Indians get AL-best 102nd victory, beat White Sox

Cleveland Indians' Yan Gomes, left, greets closer Cody Allen after the Indians' win. (Phil Long/AP)

CLEVELAND — Jay Bruce had a two-run single, Josh Tomlin pitched into the sixth inning and the Cleveland Indians got their AL-best 102nd victory, beating the Chicago White Sox 3-1 on Sunday in their regular-season finale.

Cleveland will next play an AL Division Series against the winner of the wild-card game between the Yankees and Twins. The 102 victories were the second most in franchise history behind the 1954 team’s 111.

Jose Ramirez went 2 for 2, including his AL-high 56th double, and Carlos Santana had a sacrifice fly for the Indians, who are seeking a second straight World Series appearance. Bruce’s two RBIs in the first inning gave him 100 for the second time in his career.

Cleveland won 33 of its final 37 games dating to Aug. 24, when it began an AL-record 22-game winning streak.
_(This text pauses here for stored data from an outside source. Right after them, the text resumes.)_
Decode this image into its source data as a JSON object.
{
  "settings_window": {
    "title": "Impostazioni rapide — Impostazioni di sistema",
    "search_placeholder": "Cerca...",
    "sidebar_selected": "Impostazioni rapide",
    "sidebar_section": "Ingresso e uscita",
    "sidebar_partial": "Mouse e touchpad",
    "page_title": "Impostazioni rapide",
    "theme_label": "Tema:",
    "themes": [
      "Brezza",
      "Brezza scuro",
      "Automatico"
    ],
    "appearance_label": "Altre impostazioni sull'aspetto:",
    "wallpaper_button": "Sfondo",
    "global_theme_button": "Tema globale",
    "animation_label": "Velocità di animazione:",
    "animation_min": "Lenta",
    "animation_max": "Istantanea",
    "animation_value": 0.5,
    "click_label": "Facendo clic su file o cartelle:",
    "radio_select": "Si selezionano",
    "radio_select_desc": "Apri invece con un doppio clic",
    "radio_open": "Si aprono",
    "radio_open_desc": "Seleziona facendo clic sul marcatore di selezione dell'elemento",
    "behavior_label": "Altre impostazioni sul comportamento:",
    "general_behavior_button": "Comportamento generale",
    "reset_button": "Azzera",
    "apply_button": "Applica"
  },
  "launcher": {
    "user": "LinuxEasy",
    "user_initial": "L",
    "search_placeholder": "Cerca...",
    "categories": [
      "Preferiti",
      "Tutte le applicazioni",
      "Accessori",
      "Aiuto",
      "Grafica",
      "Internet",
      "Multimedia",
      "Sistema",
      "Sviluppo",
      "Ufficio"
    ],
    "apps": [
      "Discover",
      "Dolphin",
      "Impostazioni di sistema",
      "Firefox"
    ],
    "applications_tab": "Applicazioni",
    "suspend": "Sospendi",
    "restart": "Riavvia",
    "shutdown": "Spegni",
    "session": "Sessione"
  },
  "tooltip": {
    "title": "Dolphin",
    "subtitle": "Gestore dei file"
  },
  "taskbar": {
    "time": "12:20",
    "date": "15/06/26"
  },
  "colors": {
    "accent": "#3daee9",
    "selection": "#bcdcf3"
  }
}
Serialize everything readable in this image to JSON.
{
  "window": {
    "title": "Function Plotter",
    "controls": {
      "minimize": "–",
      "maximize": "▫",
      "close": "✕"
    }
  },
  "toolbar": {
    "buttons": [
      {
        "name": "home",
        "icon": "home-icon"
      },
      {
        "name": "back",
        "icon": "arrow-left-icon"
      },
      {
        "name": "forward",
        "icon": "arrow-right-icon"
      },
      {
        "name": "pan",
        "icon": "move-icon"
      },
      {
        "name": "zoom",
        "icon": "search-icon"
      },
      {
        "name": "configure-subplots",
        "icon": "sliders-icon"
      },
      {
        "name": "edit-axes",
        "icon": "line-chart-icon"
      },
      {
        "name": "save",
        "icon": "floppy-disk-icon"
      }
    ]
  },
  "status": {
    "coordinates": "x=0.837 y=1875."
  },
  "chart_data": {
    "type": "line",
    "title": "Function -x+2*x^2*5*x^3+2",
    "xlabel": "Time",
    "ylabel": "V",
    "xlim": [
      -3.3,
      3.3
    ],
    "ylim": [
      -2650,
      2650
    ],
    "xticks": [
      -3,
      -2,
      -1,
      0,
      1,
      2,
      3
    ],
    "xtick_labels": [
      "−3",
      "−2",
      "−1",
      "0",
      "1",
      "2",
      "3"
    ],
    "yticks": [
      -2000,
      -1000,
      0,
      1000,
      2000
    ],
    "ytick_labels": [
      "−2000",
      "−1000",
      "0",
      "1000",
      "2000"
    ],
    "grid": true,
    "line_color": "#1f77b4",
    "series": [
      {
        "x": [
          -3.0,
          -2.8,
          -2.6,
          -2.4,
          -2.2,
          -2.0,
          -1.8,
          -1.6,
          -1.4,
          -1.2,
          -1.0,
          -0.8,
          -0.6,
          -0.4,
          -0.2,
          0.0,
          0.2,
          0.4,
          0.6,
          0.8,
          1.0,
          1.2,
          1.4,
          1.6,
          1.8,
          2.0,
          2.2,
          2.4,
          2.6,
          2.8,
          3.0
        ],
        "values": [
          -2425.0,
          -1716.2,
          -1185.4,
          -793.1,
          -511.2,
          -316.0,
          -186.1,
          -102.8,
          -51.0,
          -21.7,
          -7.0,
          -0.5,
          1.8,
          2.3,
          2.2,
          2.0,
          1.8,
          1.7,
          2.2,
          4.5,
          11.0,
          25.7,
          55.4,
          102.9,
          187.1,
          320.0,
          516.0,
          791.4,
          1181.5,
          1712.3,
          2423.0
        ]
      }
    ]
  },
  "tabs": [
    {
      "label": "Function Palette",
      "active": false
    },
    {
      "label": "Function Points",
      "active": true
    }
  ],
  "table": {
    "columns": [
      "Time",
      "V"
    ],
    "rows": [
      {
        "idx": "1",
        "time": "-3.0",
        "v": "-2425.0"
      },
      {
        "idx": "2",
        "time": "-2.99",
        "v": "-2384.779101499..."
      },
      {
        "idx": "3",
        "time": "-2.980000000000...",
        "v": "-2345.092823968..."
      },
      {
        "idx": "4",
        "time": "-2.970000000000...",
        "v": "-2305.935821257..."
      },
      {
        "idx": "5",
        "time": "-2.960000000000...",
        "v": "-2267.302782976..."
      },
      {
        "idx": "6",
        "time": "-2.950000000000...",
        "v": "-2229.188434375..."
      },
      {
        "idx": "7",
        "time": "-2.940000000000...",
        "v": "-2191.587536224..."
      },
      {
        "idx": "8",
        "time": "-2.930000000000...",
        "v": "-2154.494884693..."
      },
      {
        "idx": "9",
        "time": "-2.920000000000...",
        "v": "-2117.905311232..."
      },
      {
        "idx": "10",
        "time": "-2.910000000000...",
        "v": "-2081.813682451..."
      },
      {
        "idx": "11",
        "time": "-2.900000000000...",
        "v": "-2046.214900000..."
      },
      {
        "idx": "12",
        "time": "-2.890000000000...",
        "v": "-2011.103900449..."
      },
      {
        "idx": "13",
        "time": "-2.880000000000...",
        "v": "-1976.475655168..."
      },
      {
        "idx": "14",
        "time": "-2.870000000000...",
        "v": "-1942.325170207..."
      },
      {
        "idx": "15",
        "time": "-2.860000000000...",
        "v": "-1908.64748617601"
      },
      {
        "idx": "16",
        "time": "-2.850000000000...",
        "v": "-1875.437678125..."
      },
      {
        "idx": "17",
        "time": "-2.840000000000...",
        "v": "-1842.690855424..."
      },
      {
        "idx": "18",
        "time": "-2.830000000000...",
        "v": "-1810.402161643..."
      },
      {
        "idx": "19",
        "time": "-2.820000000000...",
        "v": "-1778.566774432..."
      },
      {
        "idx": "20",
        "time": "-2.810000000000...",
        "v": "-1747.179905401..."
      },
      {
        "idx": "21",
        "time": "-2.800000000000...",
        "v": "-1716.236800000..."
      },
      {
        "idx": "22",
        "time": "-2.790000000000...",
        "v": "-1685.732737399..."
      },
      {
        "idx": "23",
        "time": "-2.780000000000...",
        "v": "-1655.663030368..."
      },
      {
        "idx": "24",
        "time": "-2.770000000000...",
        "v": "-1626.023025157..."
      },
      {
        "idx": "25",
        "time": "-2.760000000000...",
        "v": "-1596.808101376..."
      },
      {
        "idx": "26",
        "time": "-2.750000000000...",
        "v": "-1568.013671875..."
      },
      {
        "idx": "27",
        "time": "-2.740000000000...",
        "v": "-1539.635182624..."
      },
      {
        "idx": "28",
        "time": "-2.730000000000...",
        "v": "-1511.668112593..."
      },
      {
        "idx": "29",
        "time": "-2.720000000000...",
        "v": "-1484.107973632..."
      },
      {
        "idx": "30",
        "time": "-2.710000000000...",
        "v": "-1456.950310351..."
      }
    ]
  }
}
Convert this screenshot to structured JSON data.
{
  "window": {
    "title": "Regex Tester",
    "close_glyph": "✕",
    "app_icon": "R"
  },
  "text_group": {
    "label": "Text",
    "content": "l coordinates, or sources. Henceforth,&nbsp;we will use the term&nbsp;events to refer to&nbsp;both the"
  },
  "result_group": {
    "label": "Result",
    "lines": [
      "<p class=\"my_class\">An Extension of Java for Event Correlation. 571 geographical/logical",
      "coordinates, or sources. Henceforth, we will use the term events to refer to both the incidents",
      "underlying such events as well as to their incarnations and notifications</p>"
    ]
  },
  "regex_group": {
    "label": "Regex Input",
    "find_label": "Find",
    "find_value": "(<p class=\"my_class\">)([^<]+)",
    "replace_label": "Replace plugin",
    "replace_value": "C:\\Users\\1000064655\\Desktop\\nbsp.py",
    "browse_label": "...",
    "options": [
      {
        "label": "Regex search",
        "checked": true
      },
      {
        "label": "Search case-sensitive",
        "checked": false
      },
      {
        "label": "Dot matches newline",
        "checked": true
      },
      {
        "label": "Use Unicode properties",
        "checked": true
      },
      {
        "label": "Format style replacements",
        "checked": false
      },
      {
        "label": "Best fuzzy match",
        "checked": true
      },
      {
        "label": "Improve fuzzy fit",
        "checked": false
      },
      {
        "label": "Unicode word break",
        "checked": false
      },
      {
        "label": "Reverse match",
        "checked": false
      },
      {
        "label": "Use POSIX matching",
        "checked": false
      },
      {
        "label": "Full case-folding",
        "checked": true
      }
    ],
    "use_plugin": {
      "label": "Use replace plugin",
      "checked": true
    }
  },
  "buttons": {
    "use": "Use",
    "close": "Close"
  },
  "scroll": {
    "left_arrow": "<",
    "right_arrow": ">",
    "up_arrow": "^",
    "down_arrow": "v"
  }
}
The White Sox went 67-95 in their first year under manager Rick Renteria, posting their worst record since 2013.

Tomlin (10-9) tossed 5 1/3 innings of one-run ball, striking out six and giving the club five pitchers with double-digit victories. The right-hander is penciled in as the Indians’ fourth starter in the playoffs. Cody Allen worked a perfect ninth for his 30th save.

Chris Volstad (1-2) walked Francisco Lindor, Jason Kipnis and Ramirez to begin his day — all scored — before settling into a groove. He allowed three runs over six innings in his second start in the majors since 2012.

Rob Brantly hit a leadoff homer in the fifth to pull the White Sox within 3-1, but they only managed one hit in the final four frames against six relievers.

TRAINER’S ROOM

Indians: Michael Brantley, who returned from a sprained right ankle to pinch hit Saturday night, was hitless in two at-bats. He missed 50 games before returning.

UP NEXT

The Indians await the winner of Tuesday’s wild-card game. Game 1 of the best-of-five Division Series is Thursday at Progressive Field. Cleveland will have home-field advantage over every potential playoff foe, except for the Los Angeles Dodgers, who led the majors in wins.